There’s a reason why medical professionals do specialized training in order to care for kids. In medicine there is a saying that “kids aren’t just little adults.” That means that the care we provide for adult patients can’t necessarily be scaled down to care for kids. Kids are special and the care we provide needs to be adjusted accordingly. Medical professionals who have done specialized training to care for kids know the nuances of kids’ anatomy and how disease processes affect them differently, and therefore are the ones best suited to do this work. Now, that doesn’t mean that kids can never get safe care from physicians who mainly take care of adults. Most medical and surgical specialties include some exposure to pediatric care. For that reason, the Children’s Surgery Verification Program has a tiered approach to verify different levels of specialization among centers. For instance, not every hospital has a pediatric intensive care unit, but they may have the personnel and resources to provide more routine surgical care to healthy kids. The Children’s Surgery Verification program wants to ensure that kids get the right care in the right place.
We are proud to be verified as a Level 1 Children’s Surgery Center, but we are not resting on our laurels. For quite some time our community and region has known that Brenner is a great place to go when your child needs surgery, but it’s equally important for us to let the community know that we are actively pushing ourselves to do even better. Brenner, as a part of Wake Forest Health, is part of a learning health system. In the past you might have heard these types of hospitals referred to as teaching hospitals, but over time the teaching mission has evolved into something more. In a learning health system, medical professionals are actively engaged in a culture of continuous learning and improvement. At Brenner, we review our surgical outcomes regularly, looking for ways to make things even safer. If something went wrong, we work as a team to discuss how it happened and brainstorm solutions. We are also training the next generation of medical professionals, so the people caring for your child are actively engaged with research, innovation, and education.

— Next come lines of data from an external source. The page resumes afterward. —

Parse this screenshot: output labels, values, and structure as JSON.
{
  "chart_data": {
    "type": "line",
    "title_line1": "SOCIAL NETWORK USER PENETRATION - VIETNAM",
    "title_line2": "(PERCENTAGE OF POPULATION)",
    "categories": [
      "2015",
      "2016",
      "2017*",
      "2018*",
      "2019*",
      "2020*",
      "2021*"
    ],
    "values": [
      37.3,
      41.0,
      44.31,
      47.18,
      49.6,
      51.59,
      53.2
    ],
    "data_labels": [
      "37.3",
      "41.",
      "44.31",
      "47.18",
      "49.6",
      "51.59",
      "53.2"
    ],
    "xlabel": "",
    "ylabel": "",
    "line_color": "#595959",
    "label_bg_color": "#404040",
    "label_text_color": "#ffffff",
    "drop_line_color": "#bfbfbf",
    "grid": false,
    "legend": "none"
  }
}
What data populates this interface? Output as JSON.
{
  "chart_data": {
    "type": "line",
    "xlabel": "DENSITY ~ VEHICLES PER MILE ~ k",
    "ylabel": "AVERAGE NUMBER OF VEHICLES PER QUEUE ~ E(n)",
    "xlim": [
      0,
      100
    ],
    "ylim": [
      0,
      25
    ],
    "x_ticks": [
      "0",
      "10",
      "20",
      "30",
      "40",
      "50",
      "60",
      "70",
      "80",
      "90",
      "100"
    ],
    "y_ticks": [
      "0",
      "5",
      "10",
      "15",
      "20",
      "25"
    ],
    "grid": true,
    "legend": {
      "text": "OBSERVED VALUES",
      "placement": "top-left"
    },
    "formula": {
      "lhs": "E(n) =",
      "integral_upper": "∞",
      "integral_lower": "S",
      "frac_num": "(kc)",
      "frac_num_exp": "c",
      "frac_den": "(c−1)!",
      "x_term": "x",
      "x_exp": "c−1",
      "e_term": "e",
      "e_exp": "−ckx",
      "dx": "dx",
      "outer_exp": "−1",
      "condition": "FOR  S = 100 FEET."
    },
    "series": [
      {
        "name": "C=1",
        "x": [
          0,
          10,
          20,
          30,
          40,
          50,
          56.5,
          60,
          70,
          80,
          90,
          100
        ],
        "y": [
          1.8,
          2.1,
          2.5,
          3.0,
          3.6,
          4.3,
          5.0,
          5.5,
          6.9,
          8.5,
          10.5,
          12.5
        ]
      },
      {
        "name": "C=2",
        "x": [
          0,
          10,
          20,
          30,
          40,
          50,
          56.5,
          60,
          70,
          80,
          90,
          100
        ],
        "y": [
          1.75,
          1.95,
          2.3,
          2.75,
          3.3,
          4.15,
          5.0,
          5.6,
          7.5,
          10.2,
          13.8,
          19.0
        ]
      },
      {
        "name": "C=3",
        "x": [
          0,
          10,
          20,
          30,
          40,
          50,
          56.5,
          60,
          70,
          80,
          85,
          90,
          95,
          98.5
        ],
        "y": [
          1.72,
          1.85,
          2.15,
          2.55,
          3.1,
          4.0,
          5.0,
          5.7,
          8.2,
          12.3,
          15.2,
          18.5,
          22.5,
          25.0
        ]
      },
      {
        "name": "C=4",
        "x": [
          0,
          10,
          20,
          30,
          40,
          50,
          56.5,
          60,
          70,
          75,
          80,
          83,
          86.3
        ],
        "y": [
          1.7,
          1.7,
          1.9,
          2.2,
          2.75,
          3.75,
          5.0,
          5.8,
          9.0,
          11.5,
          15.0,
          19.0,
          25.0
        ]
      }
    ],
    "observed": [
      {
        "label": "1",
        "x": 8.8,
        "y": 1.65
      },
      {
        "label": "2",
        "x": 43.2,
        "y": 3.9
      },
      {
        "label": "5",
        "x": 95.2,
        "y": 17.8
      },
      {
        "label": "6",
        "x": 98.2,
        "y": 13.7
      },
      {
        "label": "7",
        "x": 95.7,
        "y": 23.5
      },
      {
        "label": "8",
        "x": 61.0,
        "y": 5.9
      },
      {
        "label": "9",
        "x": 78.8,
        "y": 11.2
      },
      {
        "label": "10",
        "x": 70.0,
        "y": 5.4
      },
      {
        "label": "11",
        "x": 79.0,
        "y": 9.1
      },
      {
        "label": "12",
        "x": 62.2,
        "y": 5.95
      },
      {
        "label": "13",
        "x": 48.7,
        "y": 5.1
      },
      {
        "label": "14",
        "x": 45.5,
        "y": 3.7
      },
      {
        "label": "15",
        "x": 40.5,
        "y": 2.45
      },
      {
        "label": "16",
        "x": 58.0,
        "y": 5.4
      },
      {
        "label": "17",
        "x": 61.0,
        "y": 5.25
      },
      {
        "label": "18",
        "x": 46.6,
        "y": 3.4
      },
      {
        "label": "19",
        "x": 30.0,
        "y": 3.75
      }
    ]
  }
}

Everyone on our team is valued and has a voice. And we consider our patients and their parents part of our team. Your feedback, perspective, and recommendations are deeply valued. Your voice helps us keep the patient as the central focus of our work. Both as a surgeon and a parent I acknowledge I don’t always have the answers, but I’ve learned the power of asking questions. As a parent, sometimes the most important thing you can do for your child is be their advocate. If your child needs surgery, use your voice to speak up and ask important questions like these:
Why is the surgery needed?
Who will be doing the surgery?
Where will the procedure be performed?
Who will be caring for my child while under anesthesia?
What resources are available to help my child recover from surgery?
What can I do as a parent to support my child through this process?
At Brenner, we will do our best to provide you the answers to all of these questions, and more. We love caring for kids. It’s why we get up (very early) in the morning every day. Seeing your kids get better is the best reward.